„Das ist einfach eine hinterhältige Entscheidung“

veröffentlicht am21. Februar 2013 » 2644 Views»

von Thomas Willmann/Schweriner Volkszeitung vom 21.02.13

Gründervater des Lübtheener Ringervereins äußert sich empört zu Beschluss des Internationalen Olympischen Komitees

csabaDer Beschluss des Internationalen Olympischen Komitees (IOC), die Sportart Ringen für 2020 aus dem Olympischen Programm zu nehmen, hat weltweite Proteste ausgelöst (SVZ berichtete). Auch beim Ringerverein Lübtheen stieß die Ankündigung auf Empörung. SVZ hatte Gelegenheit, mit Csaba Mátraházi zu sprechen. Der 73-Jährige, der 1963 aus Ungarn in die Lindenstadt gekommen war und dort ab 1968 als „Gründervater“ das Ringen als Wettkampfsport aufgebaut hat, ist noch heute in beratender Funktion für den Zweitliga-Aufsteiger tätig und bringt sich auch aktiv in die Technik-Schulung der Männer ein, wenn einmal Not am Mann sein sollte.

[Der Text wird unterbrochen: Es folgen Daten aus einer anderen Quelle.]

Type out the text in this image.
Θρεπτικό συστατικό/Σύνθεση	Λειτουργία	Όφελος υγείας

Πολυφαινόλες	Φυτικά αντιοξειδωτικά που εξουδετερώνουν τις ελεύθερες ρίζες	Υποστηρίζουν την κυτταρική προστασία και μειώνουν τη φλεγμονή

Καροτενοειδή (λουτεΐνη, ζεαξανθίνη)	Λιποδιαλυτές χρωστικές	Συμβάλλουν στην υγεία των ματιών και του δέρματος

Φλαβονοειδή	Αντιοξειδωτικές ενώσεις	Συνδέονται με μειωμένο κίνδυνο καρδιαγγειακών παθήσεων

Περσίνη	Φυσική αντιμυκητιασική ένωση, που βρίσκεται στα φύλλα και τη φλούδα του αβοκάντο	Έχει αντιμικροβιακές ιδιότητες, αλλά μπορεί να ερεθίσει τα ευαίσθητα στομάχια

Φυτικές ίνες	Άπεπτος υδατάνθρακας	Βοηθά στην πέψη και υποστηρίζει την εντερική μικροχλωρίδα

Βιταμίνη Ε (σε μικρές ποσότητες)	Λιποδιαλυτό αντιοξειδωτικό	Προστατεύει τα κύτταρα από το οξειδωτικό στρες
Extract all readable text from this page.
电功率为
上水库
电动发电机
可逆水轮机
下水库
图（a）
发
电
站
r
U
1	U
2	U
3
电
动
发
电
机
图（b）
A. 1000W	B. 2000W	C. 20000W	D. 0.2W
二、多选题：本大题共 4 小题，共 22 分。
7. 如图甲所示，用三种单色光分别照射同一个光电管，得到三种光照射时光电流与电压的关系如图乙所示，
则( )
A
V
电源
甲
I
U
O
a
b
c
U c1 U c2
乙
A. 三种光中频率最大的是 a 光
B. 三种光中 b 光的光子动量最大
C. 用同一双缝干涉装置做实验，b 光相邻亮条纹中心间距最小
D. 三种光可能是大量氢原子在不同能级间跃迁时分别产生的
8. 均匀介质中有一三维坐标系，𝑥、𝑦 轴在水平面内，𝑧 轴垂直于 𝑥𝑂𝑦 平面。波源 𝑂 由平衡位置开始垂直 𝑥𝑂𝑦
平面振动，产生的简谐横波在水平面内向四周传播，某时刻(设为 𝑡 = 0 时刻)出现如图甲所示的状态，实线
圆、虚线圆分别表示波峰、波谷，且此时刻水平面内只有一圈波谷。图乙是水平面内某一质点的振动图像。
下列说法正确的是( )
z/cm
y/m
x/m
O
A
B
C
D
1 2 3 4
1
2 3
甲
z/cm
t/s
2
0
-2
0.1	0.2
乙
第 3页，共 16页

Wie fiel Ihre  erste Reaktion aus, als Sie von dem Beschluss gehört haben?

Csaba Mátraházi: Ich habe gedacht, jetzt ist die Bombe geplatzt. Die Ringer standen ja schon seit vielen Jahren im Fokus des IOC, wurden immer wieder angegriffen,  so nach dem Motto: Wenn ihr nichts ändert, fliegt ihr raus. Dennoch, „überrascht“, wie sich unser Verband gezeigt hat, ist für diese hinterhältige Entscheidung ein viel zu milder Ausdruck. Wir sprechen hier gewissermaßen von der Mutter aller Sportarten. Gerungen wurde nachweislich schon vor 5000 Jahren. Der Ringkampfsport wird auf allen Kontinenten betrieben, dem Weltverband sind 147 Länder als Mitglieder angeschlossen. In  Deutschland und überhaupt in Westeuropa stehen wir zwar ein bisschen hintendran, aber in Russland, den USA oder dem Iran, um nur einige Beispiele zu nennen, ist das Ringen ungeheuer populär. Oder nehmen Sie Bulgarien und die Türkei, da stehen die Kinder im Training Schlange.

Wie erklären Sie sich dann diese Entscheidung?

Mátraházi: Die Speerspitze richtet sich wohl gegen Russland und die GUSStaaten, deren sportliche Dominanz nach der Auflösung der Sowjetunion wirklich erdrückend ist. Das kann aber doch kein Grund für die Streichung der traditionsreichsten Sportart der Welt sein. Ich finde es schon beängstigend, dass ein paar alte Herren so viel Macht haben. Wenn es darum geht, dass der Umfang des olympischen Programms zu groß geworden ist, so lässt sich sicher überall etwas komprimieren. Auf den Ringkampfsport bezogen könnte ich mir vorstellen, dass man es wie  bisher bei acht Gewichtsklassen belässt, aber durch einen für die jeweiligen Spiele festzulegenden Wechsel zwischen klassischem und freiem Stil – man fängt zum Beispiel mit 55 kg Freistil an, dann folgen 60 kg klassisch und so weiter – auf einfache Weise die Konkurrenzen halbiert. Das wäre eine schmerzhafte, aber sinnvolle Entscheidung, die beiden Stilarten gerecht würde.

Wie muss es aus Ihrer Sicht jetzt weitergehen?

Mátraházi: Die Protestwelle ist ja schnell ins Rollen gekommen. Innerhalb weniger Minuten war das Netz voll von empörten Reaktionen, und zwar nicht nur aus Ringerkreisen. Die großen Nationen müssen die Kastanien aus dem Feuer holen. Und  natürlich muss unser Verband voll mitziehen.

Wie groß schätzen Sie die Chancen ein, dass das tatsächlich etwas bewirkt?

Mátraházi: Das ist schwer zu sagen. Aber ich bin optimistisch. Der Druck wird so groß sein, da muss das IOC seine Entscheidung ganz einfach revidieren. Ich betone gerne noch einmal: Es ist eine Schande, eine klassische Grundsportart so an die Seite schieben zu wollen.